Entonces, ¿cuándo puede Japón ir a la guerra? Solo cuando sea atacado. Ser atacado no es resolver una disputa internacional, sino ejercer el derecho a la autodefensa. Por eso Japón llama a su ejército 'Fuerzas de Autodefensa'. Dado que esta estructura constitucional todavía está vigente, no puede usar la fuerza para resolver disputas internacionales. De lo contrario, sería inconstitucional. En Corea, la inconstitucionalidad puede conducir a la destitución del presidente a través del Tribunal Constitucional, pero en Japón, el gobierno puede ser disuelto en la Dieta y se puede elegir un nuevo primer ministro, lo que implica procedimientos complejos. Aunque puede haber problemas sobre cómo aplicarlo, esa es la Constitución de Paz, y dentro de esa Constitución de Paz, a través de la alianza entre Estados Unidos y Japón, las fuerzas estadounidenses protegen a Japón y Japón no usa la fuerza.

Entonces, Japón no necesita gastar mucho dinero en el ejército. La línea de Yoshida, la Doctrina Yoshida, es invertir toda la energía en el crecimiento económico. Siguiendo esa línea, Japón se convierte en la segunda economía más grande del mundo. A un ritmo muy rápido. Japón entró en la categoría de grandes potencias al ganar la Guerra Ruso-Japonesa unos 35 años después de la Restauración Meiji en 1868. Después de que comenzó el resurgimiento de Japón en 1945, ¿cuándo se convirtió en la segunda economía más grande del mundo?
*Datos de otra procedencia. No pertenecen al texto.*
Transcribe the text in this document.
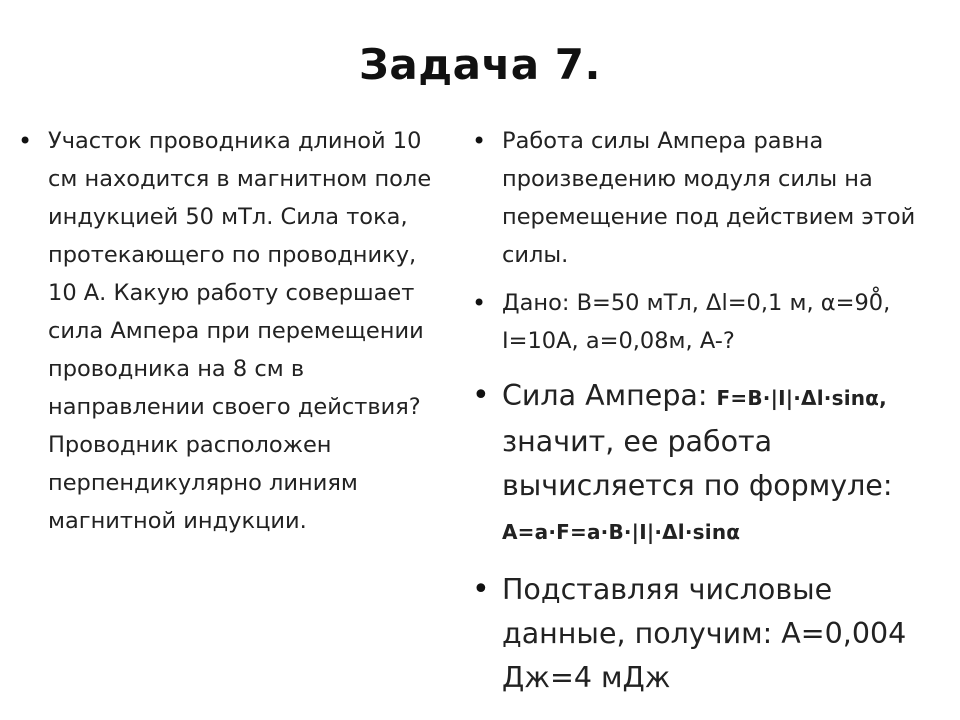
Задача 7.
• Участок проводника длиной 10 см находится в магнитном поле индукцией 50 мТл. Сила тока, протекающего по проводнику, 10 А. Какую работу совершает сила Ампера при перемещении проводника на 8 см в направлении своего действия? Проводник расположен перпендикулярно линиям магнитной индукции.
• Работа силы Ампера равна произведению модуля силы на перемещение под действием этой силы.
• Дано: B=50 мТл, Δl=0,1 м, α=90̊, I=10A, a=0,08м, A-?
• Сила Ампера: F=B·|I|·Δl·sinα, значит, ее работа вычисляется по формуле: A=a·F=a·B·|I|·Δl·sinα
• Подставляя числовые данные, получим: A=0,004 Дж=4 мДж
Dado que era la Guerra Fría, ¿qué país estaba después de Estados Unidos? Probablemente Alemania Occidental. Alcanzó a Alemania Occidental en 1968, es decir, se convirtió en la segunda economía más grande del mundo en 23 años. En 1968, mi tía se casó con un coreano residente en Japón y visité la casa de mi tía en Japón. No lo recuerdo bien, pero tengo la impresión de que era como un nuevo mundo. Japón se había convertido en un país tan avanzado en ese momento, y desde finales de los años 60 hasta principios de los 90 fue la era dorada de Japón.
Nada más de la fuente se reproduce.